日本では全身転移とされて手術を行うことが少ない広範な腹膜播種(はしゅ)再発や、後腹膜リンパ節再発に対しても、手術前の抗がん剤治療、手術中の温熱化学療法(HIPEC)、術中放射線照射などを駆使して、積極的に手術を行います。長期成績は驚くほど良好で、例えばHIPECを行った腹膜播種再発では7割近い長期生存が得られています。

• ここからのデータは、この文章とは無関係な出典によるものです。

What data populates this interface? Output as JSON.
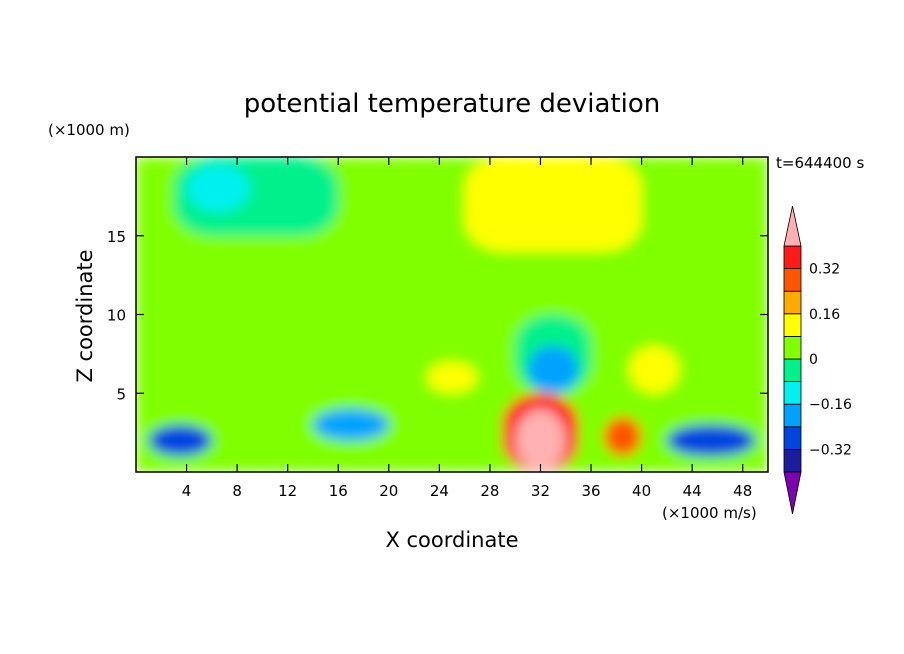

現在、米国では免疫治療と抗がん剤と組み合わせた新しい治療法が開発されるなど、さまざまな臨床試験が行われています。また近年、陽子線や重粒子治療など進化した放射線治療も開発され、良好な臨床結果が報告されています。再発がんの治療はますます多様化し、より有効な武器が開発されていくことが予想されます。
◇小西 毅(こにし・つよし)1997年、東大医学部卒。東大腫瘍外科、がん研有明病院大腸外科を経て、2020年から米ヒューストンのMDアンダーソンがんセンターに勤務し、大腸がん手術の世界的第一人者として活躍。大腸がんの腹腔鏡(ふくくうきょう)・ロボット手術が専門で、特に高難度な直腸がん手術、骨盤郭清手術で世界的評価が高い。19、22年に米国大腸外科学会Barton Hoexter MD Award受賞。ほか学会受賞歴多数。